Whenever I’m feeling I’m losing my way in the pursuit of kindness, Mister Fred Rogers (1928 – 2003) is one mentor I turn to. Here are a few Mister Rogers’ quotes and some of my own reflections about what they mean to me in terms of sharing the best of a common humanity.
“When I say it’s you I like, I’m talking about that part of you that knows that life is far more than anything you can ever see or hear or touch. That deep part of you that allows you to stand for those things without which humankind cannot survive. Love that conquers hate, peace that rises triumphant over war, and justice that proves more powerful than greed.”
This is that eternal nature in all of us that cannot be threatened because it cannot be harmed. Yet so many are threatened because they have been harmed. Imagine living on earth as it were heaven.
When someone like Mister Rogers says, “It’s you I like,” we find ourselves feeling valued, appreciated, respected, worthy. Just for a moment like that it’s as if everything with the world is good. We’re called into such life, to live it and, wherever we can, to provide it.
“Part of the problem with the word ‘disabilities’ is that it immediately suggests an inability to see or hear or walk or do other things that many of us take for granted. But what of people who can’t feel? Or talk about their feelings? Or manage their feelings in constructive ways? What of people who aren’t able to form close and strong relationships? And people who cannot find fulfillment in their lives, or those who have lost hope, who live in disappointment and bitterness and find in life no joy, no love? These, it seems to me, are the real disabilities.”
Astonishingly sobering. To read this quote honestly is to understand we all have disabilities. Years ago, when I was dependent on alcohol, I replaced the need to feel by getting regularly inebriated. When I became sober, I had to learn how to feel all those emotions we’d rather avoid or deny.

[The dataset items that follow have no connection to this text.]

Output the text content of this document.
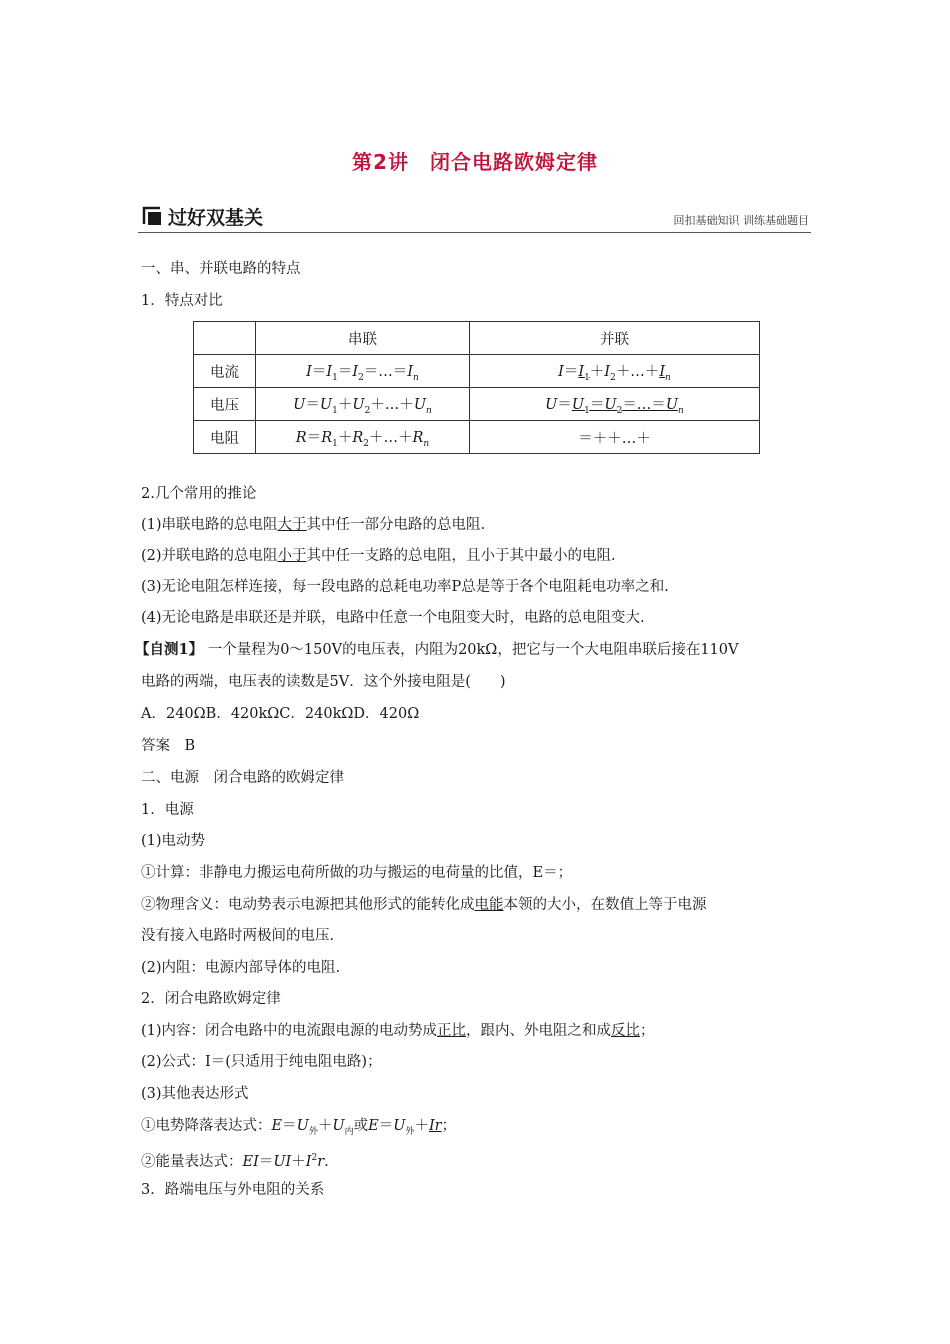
第2讲　闭合电路欧姆定律
过好双基关	回扣基础知识 训练基础题目
一、串、并联电路的特点
1．特点对比
	串联	并联
电流	$I=I_1=I_2=\dots=I_n$	$I=I_1+I_2+\dots+I_n$
电压	$U=U_1+U_2+\dots+U_n$	$U=U_1=U_2=\dots=U_n$
电阻	$R=R_1+R_2+\dots+R_n$	＝＋＋…＋
2.几个常用的推论
(1)串联电路的总电阻大于其中任一部分电路的总电阻.
(2)并联电路的总电阻小于其中任一支路的总电阻，且小于其中最小的电阻.
(3)无论电阻怎样连接，每一段电路的总耗电功率P总是等于各个电阻耗电功率之和.
(4)无论电路是串联还是并联，电路中任意一个电阻变大时，电路的总电阻变大.
【自测1】 一个量程为0～150V的电压表，内阻为20kΩ，把它与一个大电阻串联后接在110V
电路的两端，电压表的读数是5V．这个外接电阻是(　　)
A．240ΩB．420kΩC．240kΩD．420Ω
答案　B
二、电源　闭合电路的欧姆定律
1．电源
(1)电动势
①计算：非静电力搬运电荷所做的功与搬运的电荷量的比值，E＝；
②物理含义：电动势表示电源把其他形式的能转化成电能本领的大小，在数值上等于电源
没有接入电路时两极间的电压.
(2)内阻：电源内部导体的电阻.
2．闭合电路欧姆定律
(1)内容：闭合电路中的电流跟电源的电动势成正比，跟内、外电阻之和成反比；
(2)公式：I＝(只适用于纯电阻电路)；
(3)其他表达形式
①电势降落表达式：$E=U_外+U_内$或$E=U_外+Ir$；
②能量表达式：$EI=UI+I^2r$.
3．路端电压与外电阻的关系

Some disabilities we can’t overcome, but the disabilities stated above — many of them, and many people who are afflicted — can be overcome. We can all process disappointment, bitterness, betrayal, despair, hopelessness. We can learn the empowerment of feeling to overcome all these. We can all learn to accept there is injustice in this life.
“Love isn’t a state of perfect caring. It is an active noun like struggle. To love someone is to strive to accept that person exactly the way he or she is, right here and now.”
Another very personal challenge. Imagine coming face-to-face with a person we don’t get along with, or someone with which we’ve got ‘history’ with — facing our baggage — and experiencing the momentary will to be kind and gracious with them and empathise.
In context with the above quote, we can only do this when we see them as they truly are — fallible no matter how much power they seem to wield. It’s easy to love the lovely. There is a time for us all to accept the unlovely just the way they are.
This doesn’t mean we allow ourselves to be vulnerable enough to be hurt, for we need to protect the untrustworthy person from themselves where we know them and where we can, but it is looking at them with the desire for what’s truly best for them.
We may naturally desire people would love us right here and now, but the point of this quote is it starts from us. When we start doing it, OUR hearts are being changed, WE are being blessed.
“Anything that’s human is mentionable, and anything that is mentionable can be more manageable. When we can talk about our feelings, they become less overwhelming, less upsetting, and less scary. The people we trust with that important talk can help us know that we are not alone.”
Those who won’t or can’t do this never receive the healing they could otherwise have.
So much capacity for life is available when we’re simply courageous enough to be real.
It’s not rocket science, but it does require us to face those parts of us we’d prefer didn’t exist. The truth is these parts of us exist to liberate us to true and compelling eternal life.
“Anyone who does anything to help a child in his life is a hero to me.”
“The least of these,” as Jesus said, are who the Kingdom of God belong to.
There’s no better way to ‘bless God’ than keeping the genuinely powerless person safe — to look out for them, harming nobody else as a result.
We live in a world that places people other than those who care like this on a pedestal, but the truly admirable person is someone doing what pleases God without getting any accolades at all.